As counting in local councils reached its conclusion, with 106 of 107 councils declared on Saturday afternoon, the Conservatives were left with only 509 seats, marking a loss of 474. Labour won 1,140 seats, marking an increase of 185. The Liberal Democrats also enjoyed a boost from Thursday's vote, winning 520 seats, with a gain of 105.
While the Conservatives managed to hold onto Tees Valley mayor Ben Houchen on Saturday, averting a crucial catalyst for backbench MPs to move against Prime Minister Rishi Sunak, Labour were increasinly confident of a narrow win for their candidate Richard Parker in the West Midlands on Saturday evening, after hours of counting and checks.
Labour's deputy national campaign coordinator Ellie Reeves posted on X at around 8pm congratulating Parker for his "significant victory".
Victory for Street had been expected on Friday, but as counting progressed on Saturday, it appeared the vote was leaning towards Labour's Richard Parker.
In London Sadiq Khan secured a third term as Mayor of London, taking around 44 per cent of the vote across the city, compared to Conservative candidate Susan Hall who won 32.6 per cent. Sources close to Sadiq Khan claimed that London had rejected a negative campaign from Hall.
Turnout in the London mayoral election was 40.5 per cent, according to figures released on Friday evening, with the highest turnout recorded in the outer London boroughs of Bexley and Bromley at 48.38 per cent. The turnout is down slightly on the last mayoral election in 2021, when it was 42 per cent. That contest had been delayed for a year due to the Covid pandemic.
Labour also retained a number of mayoralties across northern England, with Oliver Coppard and Tracy Brabin winning their respective contests in South and West Yorkshire, while Steve Rotheram secured more than two thirds of the vote in the Liverpool City Region, and Andy Burnham was re-elected in Greater Manchester after winning more than 426,000 votes.
Speaking after his victory on Saturday afternoon, Rotheram said that “the road to Downing Street runs through transformative Labour administrations in local and regional government”.
“With Labour in Westminster, we will get to see what real devolution is like, not the limited decentralisation we are seeing now,” he added.

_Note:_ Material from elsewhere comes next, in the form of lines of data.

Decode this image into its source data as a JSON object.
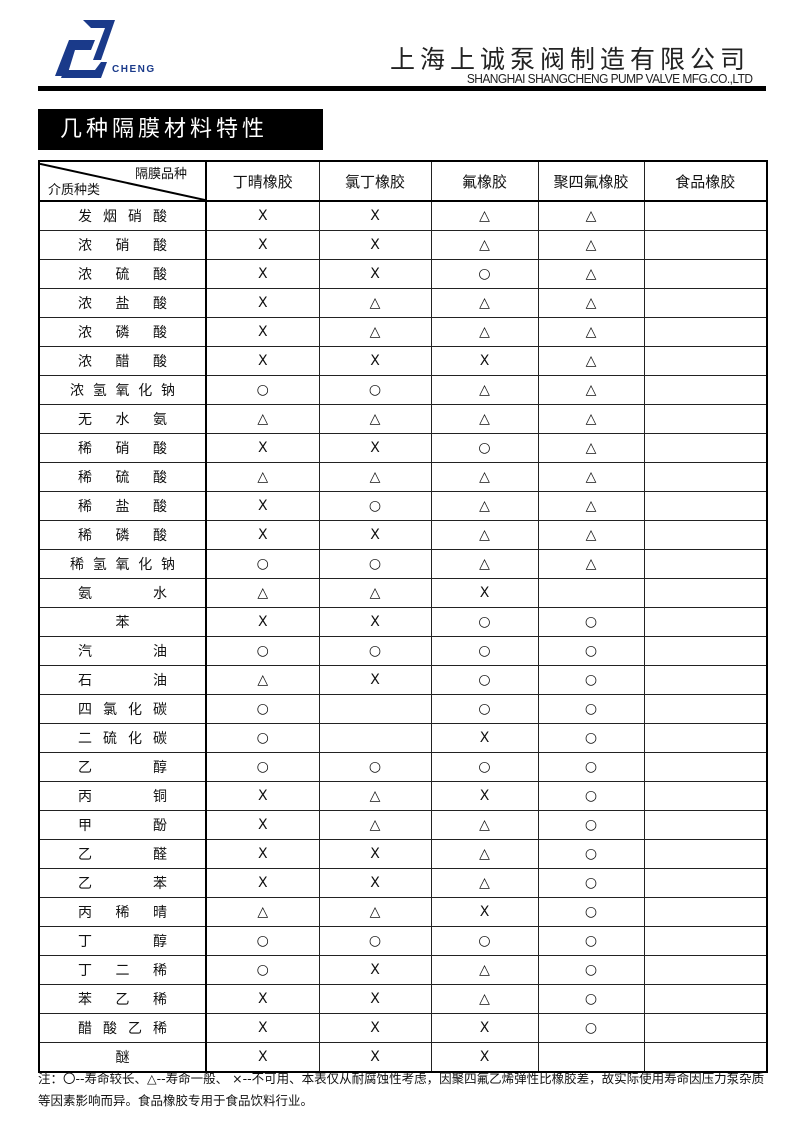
{
  "header": {
    "logo_text": "CHENG",
    "company_cn": "上海上诚泵阀制造有限公司",
    "company_en": "SHANGHAI SHANGCHENG PUMP VALVE MFG.CO.,LTD",
    "brand_color": "#1a3a8a"
  },
  "title": "几种隔膜材料特性",
  "table": {
    "corner_top": "隔膜品种",
    "corner_bottom": "介质种类",
    "columns": [
      "丁晴橡胶",
      "氯丁橡胶",
      "氟橡胶",
      "聚四氟橡胶",
      "食品橡胶"
    ],
    "rows": [
      {
        "medium": "发烟硝酸",
        "values": [
          "X",
          "X",
          "△",
          "△",
          ""
        ]
      },
      {
        "medium": "浓硝酸",
        "values": [
          "X",
          "X",
          "△",
          "△",
          ""
        ]
      },
      {
        "medium": "浓硫酸",
        "values": [
          "X",
          "X",
          "○",
          "△",
          ""
        ]
      },
      {
        "medium": "浓盐酸",
        "values": [
          "X",
          "△",
          "△",
          "△",
          ""
        ]
      },
      {
        "medium": "浓磷酸",
        "values": [
          "X",
          "△",
          "△",
          "△",
          ""
        ]
      },
      {
        "medium": "浓醋酸",
        "values": [
          "X",
          "X",
          "X",
          "△",
          ""
        ]
      },
      {
        "medium": "浓氢氧化钠",
        "values": [
          "○",
          "○",
          "△",
          "△",
          ""
        ]
      },
      {
        "medium": "无水氨",
        "values": [
          "△",
          "△",
          "△",
          "△",
          ""
        ]
      },
      {
        "medium": "稀硝酸",
        "values": [
          "X",
          "X",
          "○",
          "△",
          ""
        ]
      },
      {
        "medium": "稀硫酸",
        "values": [
          "△",
          "△",
          "△",
          "△",
          ""
        ]
      },
      {
        "medium": "稀盐酸",
        "values": [
          "X",
          "○",
          "△",
          "△",
          ""
        ]
      },
      {
        "medium": "稀磷酸",
        "values": [
          "X",
          "X",
          "△",
          "△",
          ""
        ]
      },
      {
        "medium": "稀氢氧化钠",
        "values": [
          "○",
          "○",
          "△",
          "△",
          ""
        ]
      },
      {
        "medium": "氨水",
        "values": [
          "△",
          "△",
          "X",
          "",
          ""
        ]
      },
      {
        "medium": "苯",
        "values": [
          "X",
          "X",
          "○",
          "○",
          ""
        ]
      },
      {
        "medium": "汽油",
        "values": [
          "○",
          "○",
          "○",
          "○",
          ""
        ]
      },
      {
        "medium": "石油",
        "values": [
          "△",
          "X",
          "○",
          "○",
          ""
        ]
      },
      {
        "medium": "四氯化碳",
        "values": [
          "○",
          "",
          "○",
          "○",
          ""
        ]
      },
      {
        "medium": "二硫化碳",
        "values": [
          "○",
          "",
          "X",
          "○",
          ""
        ]
      },
      {
        "medium": "乙醇",
        "values": [
          "○",
          "○",
          "○",
          "○",
          ""
        ]
      },
      {
        "medium": "丙铜",
        "values": [
          "X",
          "△",
          "X",
          "○",
          ""
        ]
      },
      {
        "medium": "甲酚",
        "values": [
          "X",
          "△",
          "△",
          "○",
          ""
        ]
      },
      {
        "medium": "乙醛",
        "values": [
          "X",
          "X",
          "△",
          "○",
          ""
        ]
      },
      {
        "medium": "乙苯",
        "values": [
          "X",
          "X",
          "△",
          "○",
          ""
        ]
      },
      {
        "medium": "丙稀晴",
        "values": [
          "△",
          "△",
          "X",
          "○",
          ""
        ]
      },
      {
        "medium": "丁醇",
        "values": [
          "○",
          "○",
          "○",
          "○",
          ""
        ]
      },
      {
        "medium": "丁二稀",
        "values": [
          "○",
          "X",
          "△",
          "○",
          ""
        ]
      },
      {
        "medium": "苯乙稀",
        "values": [
          "X",
          "X",
          "△",
          "○",
          ""
        ]
      },
      {
        "medium": "醋酸乙稀",
        "values": [
          "X",
          "X",
          "X",
          "○",
          ""
        ]
      },
      {
        "medium": "醚",
        "values": [
          "X",
          "X",
          "X",
          "",
          ""
        ]
      }
    ]
  },
  "note": "注：〇--寿命较长、△--寿命一般、 ×--不可用、本表仅从耐腐蚀性考虑，因聚四氟乙烯弹性比橡胶差，故实际使用寿命因压力泵杂质等因素影响而异。食品橡胶专用于食品饮料行业。"
}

Labour has held all of these mayoralties since their incumbency.
The Liberal Democrats have come away with more seats than the Conservatives in this cycle of local elections.
Party leader Ed Davey said that across the country Tory MPs will be “looking over their shoulder terrified of the Liberal Democrats who have won more seats than them in this election”.

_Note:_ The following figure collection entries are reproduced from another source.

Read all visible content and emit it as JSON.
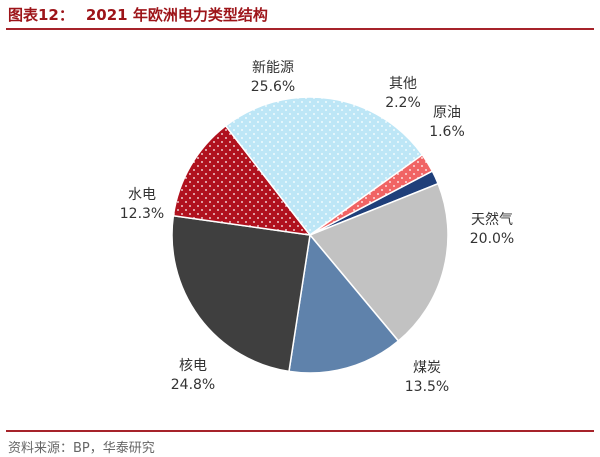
{
  "header": {
    "figure_num": "图表12：",
    "title": "2021 年欧洲电力类型结构"
  },
  "source": "资料来源：BP，华泰研究",
  "chart_data": {
    "type": "pie",
    "slices": [
      {
        "name": "原油",
        "value": 1.6,
        "label": "1.6%",
        "color": "#1f3f7a",
        "pattern": "none"
      },
      {
        "name": "天然气",
        "value": 20.0,
        "label": "20.0%",
        "color": "#c2c2c2",
        "pattern": "none"
      },
      {
        "name": "煤炭",
        "value": 13.5,
        "label": "13.5%",
        "color": "#5f82ab",
        "pattern": "none"
      },
      {
        "name": "核电",
        "value": 24.8,
        "label": "24.8%",
        "color": "#3f3f3f",
        "pattern": "none"
      },
      {
        "name": "水电",
        "value": 12.3,
        "label": "12.3%",
        "color": "#b0111e",
        "pattern": "dots-white"
      },
      {
        "name": "新能源",
        "value": 25.6,
        "label": "25.6%",
        "color": "#bde6f6",
        "pattern": "dots-white"
      },
      {
        "name": "其他",
        "value": 2.2,
        "label": "2.2%",
        "color": "#f06464",
        "pattern": "dots-white"
      }
    ]
  }
}
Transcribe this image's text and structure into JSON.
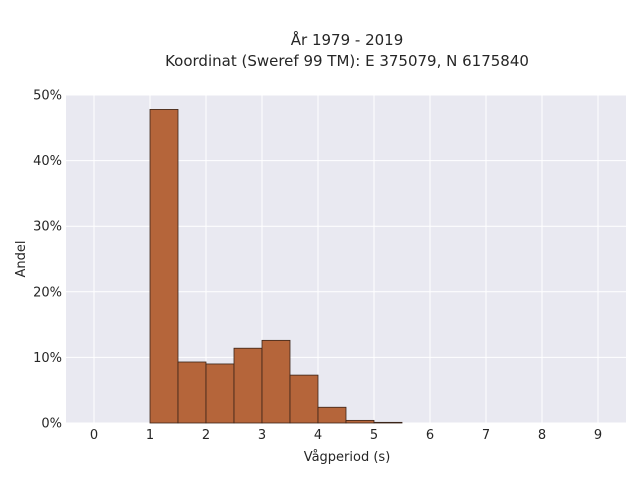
{
  "chart_data": {
    "type": "bar",
    "title": "År 1979 - 2019",
    "subtitle": "Koordinat (Sweref 99 TM): E 375079, N 6175840",
    "xlabel": "Vågperiod (s)",
    "ylabel": "Andel",
    "xlim": [
      -0.5,
      9.5
    ],
    "ylim": [
      0,
      50
    ],
    "x_ticks": [
      "0",
      "1",
      "2",
      "3",
      "4",
      "5",
      "6",
      "7",
      "8",
      "9"
    ],
    "y_ticks": [
      "0%",
      "10%",
      "20%",
      "30%",
      "40%",
      "50%"
    ],
    "bin_width": 0.5,
    "bins": [
      {
        "x0": 1.0,
        "x1": 1.5,
        "value": 47.8
      },
      {
        "x0": 1.5,
        "x1": 2.0,
        "value": 9.3
      },
      {
        "x0": 2.0,
        "x1": 2.5,
        "value": 9.0
      },
      {
        "x0": 2.5,
        "x1": 3.0,
        "value": 11.4
      },
      {
        "x0": 3.0,
        "x1": 3.5,
        "value": 12.6
      },
      {
        "x0": 3.5,
        "x1": 4.0,
        "value": 7.3
      },
      {
        "x0": 4.0,
        "x1": 4.5,
        "value": 2.4
      },
      {
        "x0": 4.5,
        "x1": 5.0,
        "value": 0.4
      },
      {
        "x0": 5.0,
        "x1": 5.5,
        "value": 0.1
      }
    ],
    "grid": true,
    "colors": {
      "bar_fill": "#b5653a",
      "bar_stroke": "#3a2418",
      "plot_background": "#e9e9f1",
      "grid": "#ffffff"
    }
  }
}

"This was the final test before the General Election and it's clear Conservative MPs are on notice,” he added. "We've moved forward in blue wall battlegrounds and we've seen a real collapse in support for Rishi Sunak and his out of touch Government.”

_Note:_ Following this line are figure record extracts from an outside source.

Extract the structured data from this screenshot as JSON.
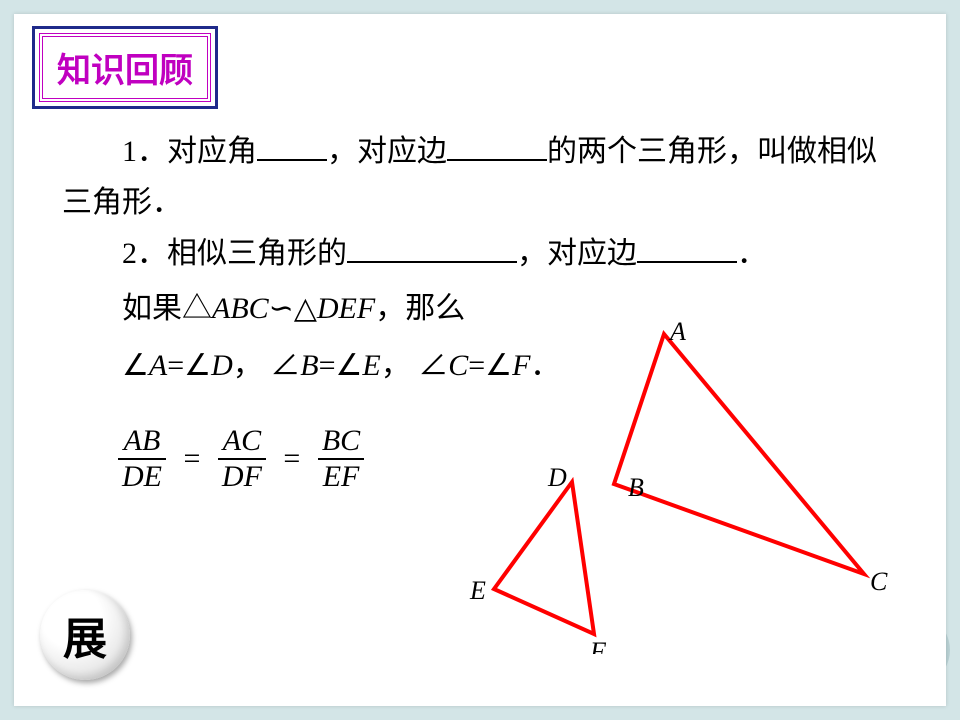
{
  "title": "知识回顾",
  "line1_a": "1．对应角",
  "line1_b": "，对应边",
  "line1_c": "的两个三角形，叫做相似三角形．",
  "line2_a": "2．相似三角形的",
  "line2_b": "，对应边",
  "line2_c": "．",
  "line3_a": "如果△",
  "line3_abc": "ABC",
  "line3_sim": "∽",
  "line3_tri2": "△",
  "line3_def": "DEF",
  "line3_b": "，那么",
  "angles_a1": "∠",
  "angA": "A",
  "eq": "=",
  "angD": "D",
  "comma_cn": "，",
  "angB": "B",
  "angE": "E",
  "angC": "C",
  "angF": "F",
  "period_cn": "．",
  "ratio": {
    "AB": "AB",
    "DE": "DE",
    "AC": "AC",
    "DF": "DF",
    "BC": "BC",
    "EF": "EF"
  },
  "figure": {
    "big": {
      "A": [
        200,
        20
      ],
      "B": [
        150,
        170
      ],
      "C": [
        400,
        260
      ],
      "stroke": "#ff0000",
      "stroke_width": 4
    },
    "small": {
      "D": [
        108,
        168
      ],
      "E": [
        30,
        275
      ],
      "F": [
        130,
        320
      ],
      "stroke": "#ff0000",
      "stroke_width": 4
    },
    "labelA": "A",
    "labelB": "B",
    "labelC": "C",
    "labelD": "D",
    "labelE": "E",
    "labelF": "F"
  },
  "badge": "展",
  "colors": {
    "bg": "#d3e5e7",
    "content": "#ffffff",
    "title_outer": "#1f2a8a",
    "title_inner": "#c000c0",
    "stroke": "#ff0000"
  }
}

Sunak is expected to avoid a rebel bid to oust him as Tory leader. While the outlook facing the Conservative party is grim, numerous Tories told PoliticsHome that rebel MPs had seemingly failed to generate sufficient momentum for a serious move to replace Sunak — despite hopes among some that a bruising set of local election results would convert other Conservative MPs to their cause.